🤖 AI Summary
Vision Transformers (ViTs) suffer from high inference latency on mobile devices, yet existing work lacks systematic, empirical latency analysis across diverse architectures and platforms.
Method: We conduct the first large-scale, real-world benchmarking study—evaluating 190 ViT and 102 CNN models across six mobile platforms using TensorFlow Lite and PyTorch Mobile. To address data scarcity, we propose a synthetic modeling approach to generate a diverse latency dataset comprising 1,000 ViT architectures. Leveraging this dataset, we design a generalizable latency prediction model capable of estimating inference latency for unseen ViT architectures with low error—meeting practical deployment requirements.

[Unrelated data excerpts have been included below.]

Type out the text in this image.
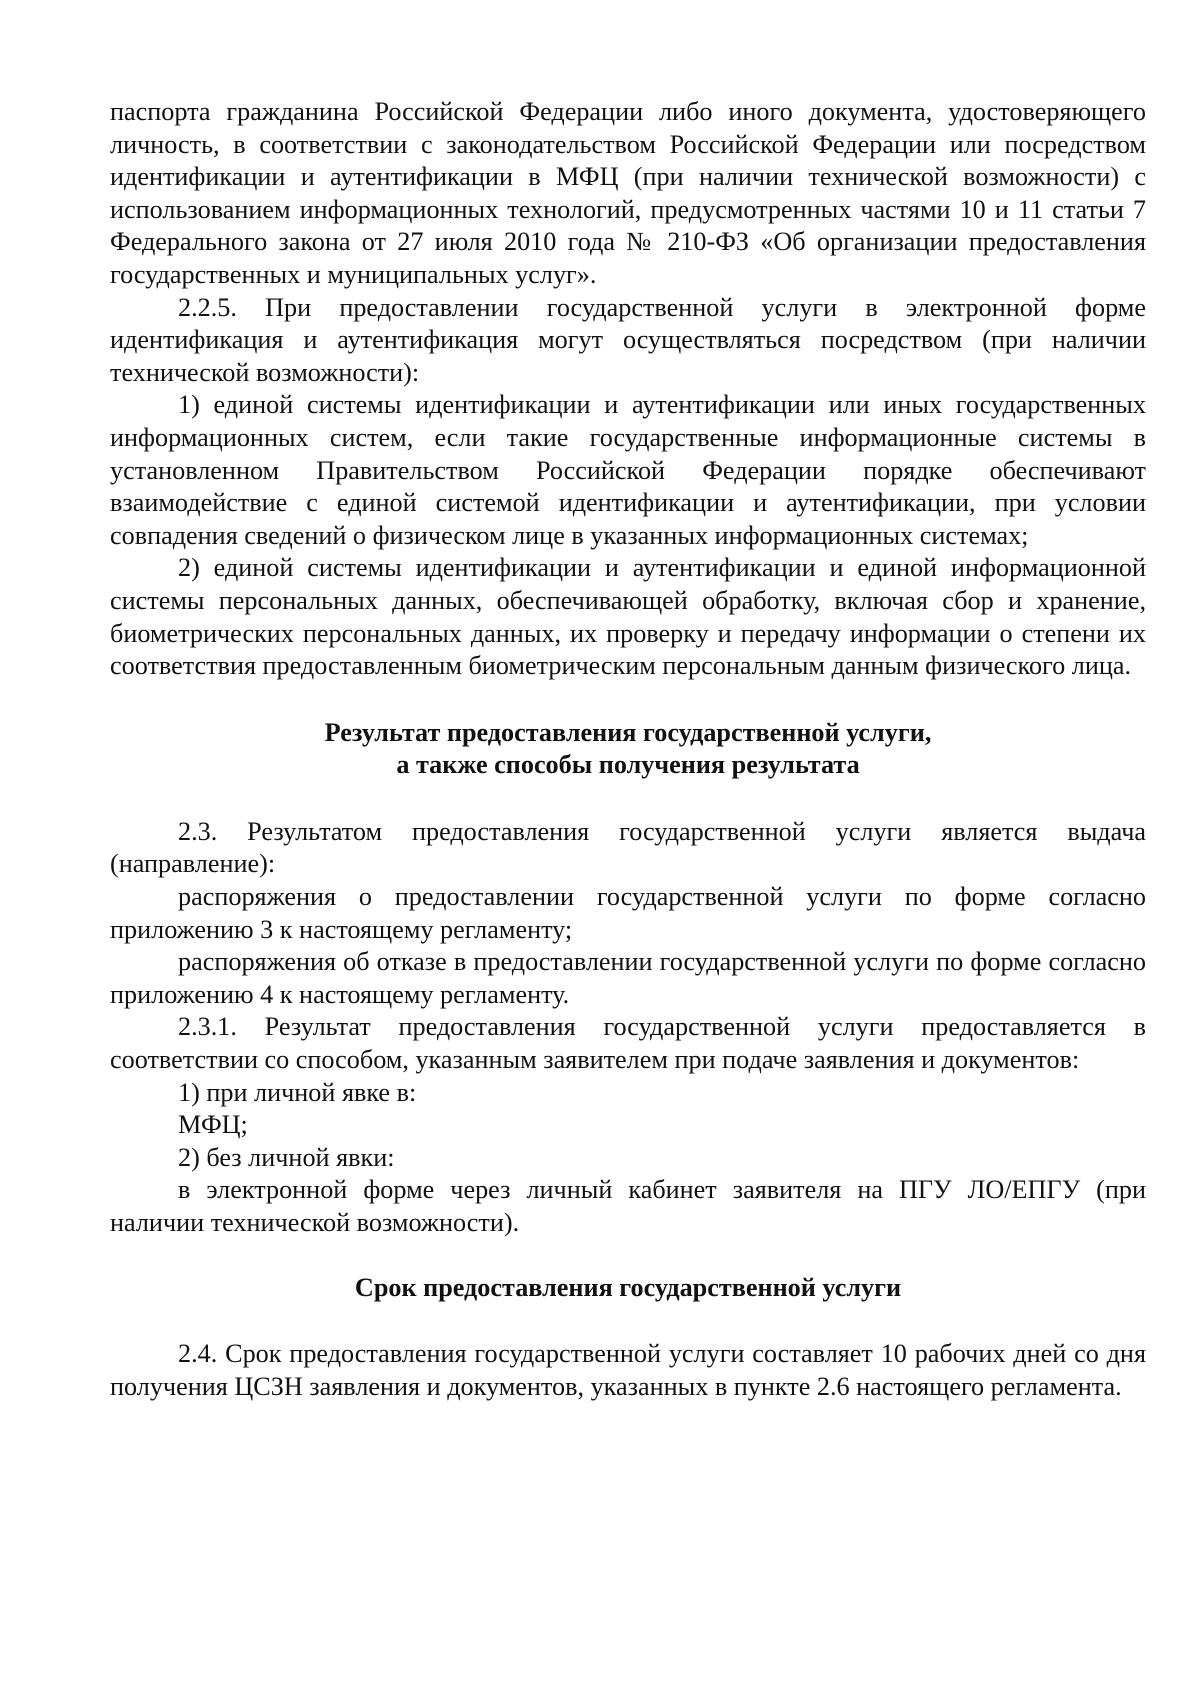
паспорта гражданина Российской Федерации либо иного документа, удостоверяющего личность, в соответствии с законодательством Российской Федерации или посредством идентификации и аутентификации в МФЦ (при наличии технической возможности) с использованием информационных технологий, предусмотренных частями 10 и 11 статьи 7 Федерального закона от 27 июля 2010 года № 210-ФЗ «Об организации предоставления государственных и муниципальных услуг».

2.2.5. При предоставлении государственной услуги в электронной форме идентификация и аутентификация могут осуществляться посредством (при наличии технической возможности):

1) единой системы идентификации и аутентификации или иных государственных информационных систем, если такие государственные информационные системы в установленном Правительством Российской Федерации порядке обеспечивают взаимодействие с единой системой идентификации и аутентификации, при условии совпадения сведений о физическом лице в указанных информационных системах;

2) единой системы идентификации и аутентификации и единой информационной системы персональных данных, обеспечивающей обработку, включая сбор и хранение, биометрических персональных данных, их проверку и передачу информации о степени их соответствия предоставленным биометрическим персональным данным физического лица.

Результат предоставления государственной услуги,

а также способы получения результата

2.3. Результатом предоставления государственной услуги является выдача (направление):

распоряжения о предоставлении государственной услуги по форме согласно приложению 3 к настоящему регламенту;

распоряжения об отказе в предоставлении государственной услуги по форме согласно приложению 4 к настоящему регламенту.

2.3.1. Результат предоставления государственной услуги предоставляется в соответствии со способом, указанным заявителем при подаче заявления и документов:

1) при личной явке в:

МФЦ;

2) без личной явки:

в электронной форме через личный кабинет заявителя на ПГУ ЛО/ЕПГУ (при наличии технической возможности).

Срок предоставления государственной услуги

2.4. Срок предоставления государственной услуги составляет 10 рабочих дней со дня получения ЦСЗН заявления и документов, указанных в пункте 2.6 настоящего регламента.
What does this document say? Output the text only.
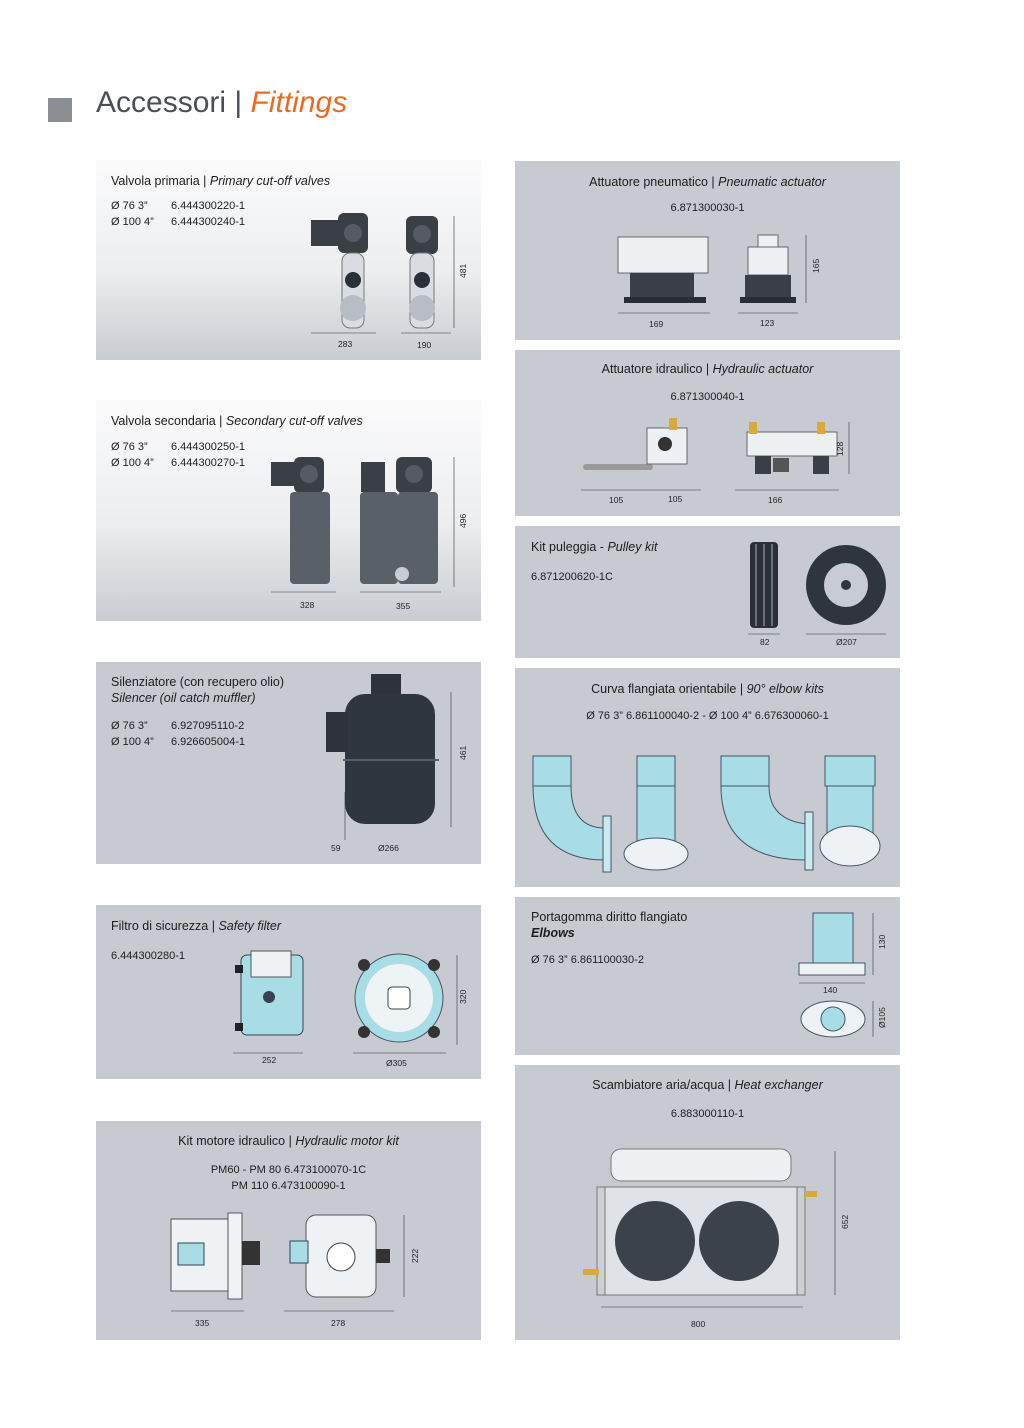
Accessori | Fittings
Valvola primaria | Primary cut-off valves
Ø 76 3” 6.444300220-1
Ø 100 4” 6.444300240-1
283	190
481
Valvola secondaria | Secondary cut-off valves
Ø 76 3” 6.444300250-1
Ø 100 4” 6.444300270-1
328	355
496
Silenziatore (con recupero olio)
Silencer (oil catch muffler)
Ø 76 3” 6.927095110-2
Ø 100 4” 6.926605004-1
59	Ø266
461
Filtro di sicurezza | Safety filter
6.444300280-1
252	Ø305
320
Kit motore idraulico | Hydraulic motor kit
PM60 - PM 80 6.473100070-1C
PM 110 6.473100090-1
335	278
222
Attuatore pneumatico | Pneumatic actuator
6.871300030-1
169	123
165
Attuatore idraulico | Hydraulic actuator
6.871300040-1
105	105	166
128
Kit puleggia - Pulley kit
6.871200620-1C
82	Ø207
Curva flangiata orientabile | 90° elbow kits
Ø 76 3” 6.861100040-2 - Ø 100 4” 6.676300060-1
Portagomma diritto flangiato
Elbows
Ø 76 3” 6.861100030-2
140
130
Ø105
Scambiatore aria/acqua | Heat exchanger
6.883000110-1
800
652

Contribution/Results: This work introduces the first large-scale, cross-platform, open-source ViT latency dataset. It identifies key architectural factors governing mobile ViT latency and provides a reusable methodology—grounded in empirical evidence—for efficient model selection and deployment on resource-constrained devices.
📝 Abstract
Given the significant advances in machine learning techniques on mobile devices, particularly in the domain of computer vision, in this work we quantitatively study the performance characteristics of 190 real-world vision transformers (ViTs) on mobile devices. Through a comparison with 102 real-world convolutional neural networks (CNNs), we provide insights into the factors that influence the latency of ViT architectures on mobile devices. Based on these insights, we develop a dataset including measured latencies of 1000 synthetic ViTs with representative building blocks and state-of-the-art architectures from two machine learning frameworks and six mobile platforms. Using this dataset, we show that inference latency of new ViTs can be predicted with sufficient accuracy for real-world applications.